Projeto de lei complementar encaminhado à Assembleia Legislativa prevê que investigações administrativas contra membros do Ministério Público - Foto: Divulgação

O Ministério Público de Rondônia (MPRO) encaminhou à Assembleia Legislativa um projeto de lei complementar que propõe o fim do sigilo na fase de instrução dos processos administrativos disciplinares envolvendo promotores e procuradores de Justiça. A medida busca ampliar a transparência das apurações internas e adequar a legislação estadual aos princípios constitucionais da publicidade. A proposta foi apresentada pelo procurador-geral de Justiça, Alexandre Jesus de Queiroz Santiago, e prevê a revogação do artigo 174 da Lei Complementar nº 93, de 1993, dispositivo que determina que a instrução desses processos ocorra sob sigilo. De acordo com a justificativa encaminhada ao Poder Legislativo, o projeto já recebeu aprovação do Colégio de Procuradores de Justiça. O procurador-geral argumenta que a manutenção do sigilo deixou de ser compatível com a atual ordem constitucional, que privilegia a transparência dos atos da administração pública.
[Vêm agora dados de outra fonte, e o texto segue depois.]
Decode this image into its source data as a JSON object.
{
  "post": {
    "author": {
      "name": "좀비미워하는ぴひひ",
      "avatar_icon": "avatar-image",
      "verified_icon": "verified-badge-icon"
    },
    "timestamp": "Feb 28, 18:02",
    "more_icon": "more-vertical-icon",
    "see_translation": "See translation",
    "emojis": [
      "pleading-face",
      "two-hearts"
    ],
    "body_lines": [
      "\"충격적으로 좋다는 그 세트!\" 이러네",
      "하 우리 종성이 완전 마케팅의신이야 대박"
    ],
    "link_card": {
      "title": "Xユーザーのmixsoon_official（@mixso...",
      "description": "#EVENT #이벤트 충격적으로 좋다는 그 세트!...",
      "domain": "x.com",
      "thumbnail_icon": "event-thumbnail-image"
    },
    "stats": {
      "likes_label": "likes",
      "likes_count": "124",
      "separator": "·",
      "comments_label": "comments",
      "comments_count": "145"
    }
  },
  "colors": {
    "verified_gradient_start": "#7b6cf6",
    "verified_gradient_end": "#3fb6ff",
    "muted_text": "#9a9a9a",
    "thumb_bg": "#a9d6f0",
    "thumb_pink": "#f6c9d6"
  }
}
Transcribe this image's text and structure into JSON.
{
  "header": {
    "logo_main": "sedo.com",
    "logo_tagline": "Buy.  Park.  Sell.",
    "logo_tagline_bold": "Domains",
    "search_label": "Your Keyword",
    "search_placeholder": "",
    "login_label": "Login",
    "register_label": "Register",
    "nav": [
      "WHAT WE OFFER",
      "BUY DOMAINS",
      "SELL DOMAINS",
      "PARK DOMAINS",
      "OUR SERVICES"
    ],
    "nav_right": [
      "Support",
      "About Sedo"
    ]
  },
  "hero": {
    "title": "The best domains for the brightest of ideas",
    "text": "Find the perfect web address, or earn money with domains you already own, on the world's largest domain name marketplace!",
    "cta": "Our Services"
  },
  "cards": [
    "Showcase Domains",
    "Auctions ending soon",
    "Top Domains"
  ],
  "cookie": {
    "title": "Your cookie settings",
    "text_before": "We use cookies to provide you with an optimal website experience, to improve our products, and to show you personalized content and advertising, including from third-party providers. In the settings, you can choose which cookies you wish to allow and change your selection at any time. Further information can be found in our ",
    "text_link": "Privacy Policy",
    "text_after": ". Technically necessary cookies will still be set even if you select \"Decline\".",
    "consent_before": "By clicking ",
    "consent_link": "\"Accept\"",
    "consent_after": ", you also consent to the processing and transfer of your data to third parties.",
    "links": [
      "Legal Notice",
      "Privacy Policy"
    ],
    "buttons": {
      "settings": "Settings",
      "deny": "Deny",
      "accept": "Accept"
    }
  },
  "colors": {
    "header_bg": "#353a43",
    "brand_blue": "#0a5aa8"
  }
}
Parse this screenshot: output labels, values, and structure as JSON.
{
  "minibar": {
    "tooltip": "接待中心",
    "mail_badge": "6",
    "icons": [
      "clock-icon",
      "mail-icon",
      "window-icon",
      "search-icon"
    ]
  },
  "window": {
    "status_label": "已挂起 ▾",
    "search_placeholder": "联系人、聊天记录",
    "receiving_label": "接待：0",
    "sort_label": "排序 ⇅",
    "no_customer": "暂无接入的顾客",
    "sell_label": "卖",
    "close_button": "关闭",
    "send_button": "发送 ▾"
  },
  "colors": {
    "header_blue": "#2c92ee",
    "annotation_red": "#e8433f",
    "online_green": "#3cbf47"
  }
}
Segundo o MPRO, a iniciativa representa um avanço institucional ao fortalecer a confiança da sociedade nas atividades do órgão, substituindo uma norma em vigor há mais de três décadas por um modelo baseado na publicidade dos procedimentos administrativos. O que muda na prática? Caso o projeto seja aprovado pelos deputados estaduais e posteriormente sancionado pelo governador, os processos administrativos disciplinares contra membros do Ministério Público deixarão de tramitar obrigatoriamente em sigilo durante a fase de instrução. A proposta busca ampliar o acesso da sociedade às investigações administrativas, encerrando um modelo que, ao longo dos anos, foi alvo de críticas por restringir a publicidade de procedimentos envolvendo integrantes da própria instituição. Se a nova legislação for aprovada, ela passará a vigorar na data de sua publicação.